George Clooney as Mr. Fox (voice)
Meryl Streep as Mrs. Fox (voice)
Jason Schwartzman as Ash (voice)
Bill Murray as Badger (voice)
Wallace Wolodarsky as Kylie (voice)
Eric Chase Anderson as Kristofferson Silverfox (voice)
Michael Gambon as Franklin Bean (voice)
Willem Dafoe as Rat (voice)
Owen Wilson as Coach Skip (voice)
Jarvis Cocker as Petey (voice)
Wes Anderson as Weasel (voice)
Karen Duffy as Linda Otter (voice)
Robin Hurlstone as Walter Boggis (voice)
Hugo Guinness as Nathan Bunce (voice)
Helen McCrory as Mrs. Bean (voice)
From Script to Screen
Still Life (Puppet Animation)
A Beginner’s Guide to Whack-Bat
Dolby Digital 5.1 Surround Sound
Running Time: 87 Minutes
The following is the official description of the film:
“George Clooney and Meryl Streep lend their voices to this hilarious and heartwarming animated adventure from visionary director Wes Anderson. Mr. and Mrs. Fox (Clooney and Streep) live a happy home life with their eccentric son Ash (Jason Schwartzman) and visiting nephew Kristofferson. That is until Mr. Fox slips into his sneaky, old ways and plots the greatest chicken heist the animal world has ever seen. Based on the beloved, best-selling book by Roald Dahl (‘Charlie and the Chocolate Factory’), ‘Fantastic Mr. Fox’ is family fun at its finest.”
“Fantastic Mr. Fox” is rated PG for action, smoking and slang humor.
Being a fan of Wes Anderson’s quirky comedies, I was curious to see what kind of children’s film he could deliver. I wasn’t disappointed, and neither were my kids. A big part of what makes this work is the improvisational feel of the dialogue. Whether it’s Bill Murray and George Clooney fighting it out in an office or Jason Schwartzman as Ash getting jealous of Kristofferson and harassing him, all those hilarious scenes seem to flow naturally and they offer laughs for both the kids and adults. There’s also a funny running gag where the characters use the term ‘cuss’ instead of actual profanities. It comes out of nowhere and gets used again and again.
The animation also generates a lot of laughs from the visuals alone. For example, we see Ash create a burglar mask with a tube sock and walk around wearing a cape. We see a hapless guard dog eat a tranquilizer then pass out on the ground comically. We see the characters dig like mad to escape their pursuers. It’s all a case of the animators living up to their side of the bargain in generating laughs. And while some people may have a hard time getting used to the jerky stop-motion animation, I felt it perfectly added to the quirky feel of the story.
“Fantastic Mr.
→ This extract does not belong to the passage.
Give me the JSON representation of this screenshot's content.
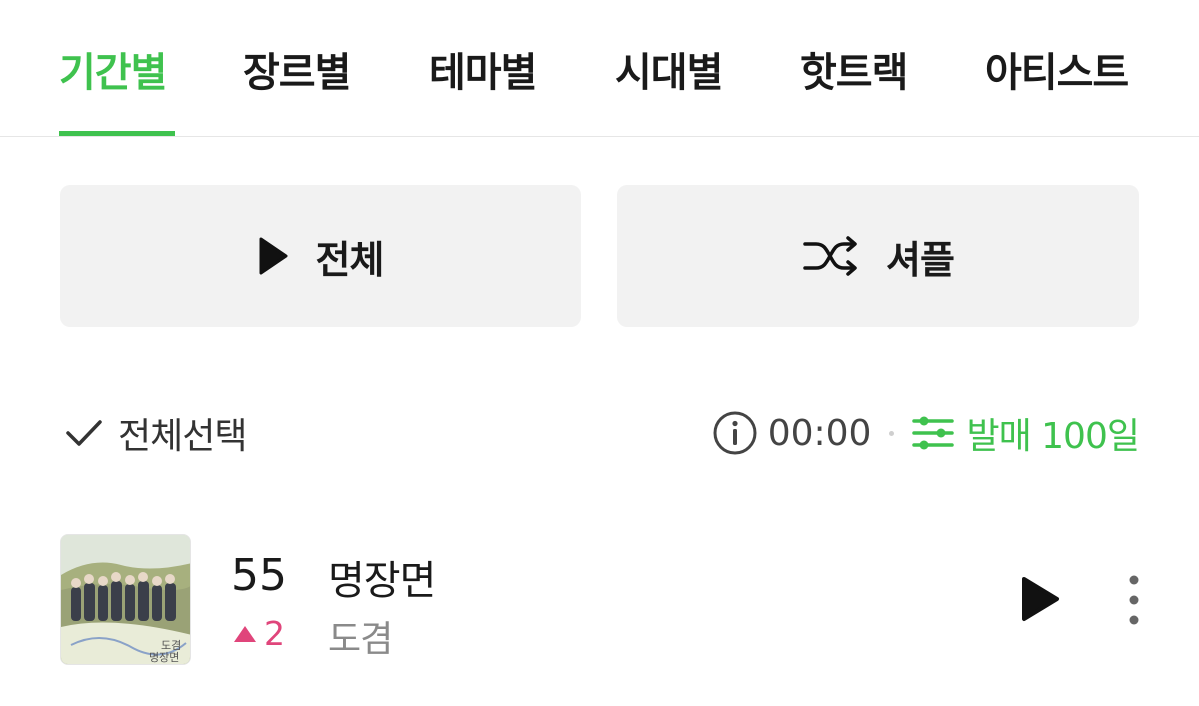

Fox” is required viewing for anyone that’s a fan of animation or quirky comedies. Better yet, it’s a family film that actually entertains the entire family.
The bonus features on this DVD are light, but they cover a lot of what you’re interested in. “From Script to Screen” talks about the adaptation of Dahl’s book, how Wes Anderson guided the animators, and more. We also see Bill Murray visiting the set where the animation was filmed. “Still Life (Puppet Animation)” talks about the animation process. I was amazed to hear how the relative humidity and weather could affect what the set looked like from one day to the next. They also talk about how the levels of the fluid in the cider bottles could change over time and affect the animation. Anyone interested in the technical side of animation will be interested in this. “A Beginner’s Guide to Whack-Bat” is a brief funny video showing the rules to the silly game in the movie. I wish they had a commentary or interviews with the cast, but none of that is included here.